The Health Insurance Portability and Accountability Act (HIPPA) was signed into law by Bill Clinton in 1996. It was originally called the Kennedy-Kassebaum Act based on the two senators who drafted it- Ted Kennedy (D) and Nancy Kassebaum (R). Now, most people who follow politics realize that it does not get much further left than Ted Kennedy. When he was alive, one would have had to practically travel to Moscow to find a more stringent leftist (that is until Barack Obama showed up). Nancy Kassebaum, despite being a Republican, is described in Wikipedia as, “…a moderate-to-liberal Republican…” So you have three left-of-center politicians converging on a bill, which should have been a red flag to everyone (no pun intended).
HIPPA was written for several reasons. First, it was enacted to make sure that people who change jobs could continue their insurance without fear of preexisting conditions exclusions. Removing these exclusions is like requiring that insurers sell fire insurance on a house that is burning. The intent may be good, but the unintended consequences are another thing. What is that old saying about the road to hell being paved with something? By blindfolding insurers, other policyholders end up being forced to absorb the additional costs associated with covering “high-risk” individuals (i.e., overall premiums will increase substantially for everyone).
Another of the original intentions of this bill was to standardize and simplify information transmissions thus reducing costs. However, compliance initiatives to protect privacy became front and center of everyone’s attention, and implementation in this regard sent costs skyrocketing. So rather than reducing health care costs, there have been dramatic increases in administrative costs as well as complexities for clinical practice.
Protected Health Information (PHI) is a big part of HIPPA. The idea, of course, is to provide privacy protections for patients. However, the legislation does provide for a central, government-controlled data base for medical records, thus the Secretary of Health and Human Services would have a system at his or her disposal with unique health identification numbers for every provider, patient, and health plan. These ID numbers make it possible to track every person vis-à-vis their every encounter with the overall health care system. This seems a tad antithetical, and the potential for abuse is abundant. Every diagnosis and treatment of every patient will be “on file”, accessible to insurers and/or government agencies.

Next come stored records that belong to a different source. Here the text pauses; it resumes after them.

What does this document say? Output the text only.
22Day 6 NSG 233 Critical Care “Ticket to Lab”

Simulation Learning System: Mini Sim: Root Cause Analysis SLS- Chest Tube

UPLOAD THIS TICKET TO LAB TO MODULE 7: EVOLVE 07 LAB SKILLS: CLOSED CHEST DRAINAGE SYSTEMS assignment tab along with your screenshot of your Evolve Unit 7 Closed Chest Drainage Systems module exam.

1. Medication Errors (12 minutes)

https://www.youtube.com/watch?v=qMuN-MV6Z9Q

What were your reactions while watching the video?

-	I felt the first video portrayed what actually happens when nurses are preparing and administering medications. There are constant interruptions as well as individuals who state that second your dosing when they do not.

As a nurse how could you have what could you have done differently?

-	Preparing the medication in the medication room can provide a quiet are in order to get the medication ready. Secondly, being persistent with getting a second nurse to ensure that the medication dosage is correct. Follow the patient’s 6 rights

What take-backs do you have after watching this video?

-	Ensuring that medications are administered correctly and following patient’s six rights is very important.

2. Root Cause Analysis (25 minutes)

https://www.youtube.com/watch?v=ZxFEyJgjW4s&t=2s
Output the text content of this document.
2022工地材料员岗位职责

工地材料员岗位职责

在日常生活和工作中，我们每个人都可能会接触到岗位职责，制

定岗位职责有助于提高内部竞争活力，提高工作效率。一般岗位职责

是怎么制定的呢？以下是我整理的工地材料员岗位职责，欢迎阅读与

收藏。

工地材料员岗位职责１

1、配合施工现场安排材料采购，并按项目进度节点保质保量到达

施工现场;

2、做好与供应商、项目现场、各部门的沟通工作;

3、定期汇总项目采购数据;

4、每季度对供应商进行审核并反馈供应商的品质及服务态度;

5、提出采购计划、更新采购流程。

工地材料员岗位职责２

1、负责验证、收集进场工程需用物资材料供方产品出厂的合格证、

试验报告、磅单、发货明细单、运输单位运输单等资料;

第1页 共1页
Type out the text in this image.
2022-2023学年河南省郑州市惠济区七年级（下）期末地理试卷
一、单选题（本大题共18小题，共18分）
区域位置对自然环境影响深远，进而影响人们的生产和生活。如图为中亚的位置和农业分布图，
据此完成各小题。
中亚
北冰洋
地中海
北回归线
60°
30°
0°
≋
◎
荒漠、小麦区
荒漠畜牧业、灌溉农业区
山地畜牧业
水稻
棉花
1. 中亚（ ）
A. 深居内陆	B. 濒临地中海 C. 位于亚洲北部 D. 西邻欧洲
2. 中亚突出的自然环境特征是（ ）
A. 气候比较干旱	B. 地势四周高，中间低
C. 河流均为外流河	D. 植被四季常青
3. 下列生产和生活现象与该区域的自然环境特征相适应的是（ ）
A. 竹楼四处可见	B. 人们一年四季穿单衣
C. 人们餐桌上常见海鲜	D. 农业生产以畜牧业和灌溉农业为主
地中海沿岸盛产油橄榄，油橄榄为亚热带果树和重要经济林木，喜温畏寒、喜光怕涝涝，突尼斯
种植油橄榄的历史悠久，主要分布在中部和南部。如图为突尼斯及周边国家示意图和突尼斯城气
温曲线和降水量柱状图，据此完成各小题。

The penalties for non-compliance, especially in regards to patient’s personal information, is severe and extreme. Penalties can be as high as $250,000 and/or prison terms of 10 years for those who sell, transfer, or use individually identifiable health information for commercial advantage, personal gain, or malicious harm. If a patient suffers serious injury from the violation, the penalties could increase to 20 years imprisonment or life if the patient dies. If only we as a society were this tough on rapists, murderers, and pedophiles…
There may be one more purpose to the Kenney-Kausebaum bill that no one has recognized, or at least is admitting. HIPPA severely ties the hands of those health care providers who are on the front lines, so to speak. Imagine a pharmacist who is filling a prescription for someone who he recognizes to be a Ten Most Wanted subject. Well, according to this law, if he or she were to snap a picture of this person with their smart phone and send it to someone for verification, then they’re facing a mega storm of retribution for doing so. Suppose this same pharmacist is filling a prescription for someone who cannot spell their own name, does not know their own date of birth, and is clearly an illegal immigrant. HIPPA prevents any action on his or her part. What if the pharmacist is convinced that Medicaid or Medicare fraud has been committed? How do you report the person without getting in trouble?
It is similar to lawyers who know their client is guilty yet, because of the attorney client privilege confidentiality agreement, cannot say so and have the duty to defend them, and get them off no matter what. Or a priest who hears a confession from a criminal but is bound by the rules of his faith to remain silent. Or a psychiatrist who feels his patient is becoming unstable and potentially violent but may get sued for defamation or breaking the doctor patient confidentiality law if he or she says something. HIPPA does the same thing to pharmacists who are the only retail oriented health care providers.
If the general public could see what retail pharmacists witness multiple times per day every single day vis-à-vis rude or vile customers, then there would be a storming of the Bastille in Washington, D.C. This is particularly true regarding the sort of people who come in on Integral, Staywell, Medicaid, Workers Compensation, Disability Insurance, etc. The general public, if the fraud and abuse regarding these programs was exposed, would voice a massive outcry for reform regarding welfare and entitlements that would resonate in Cuba.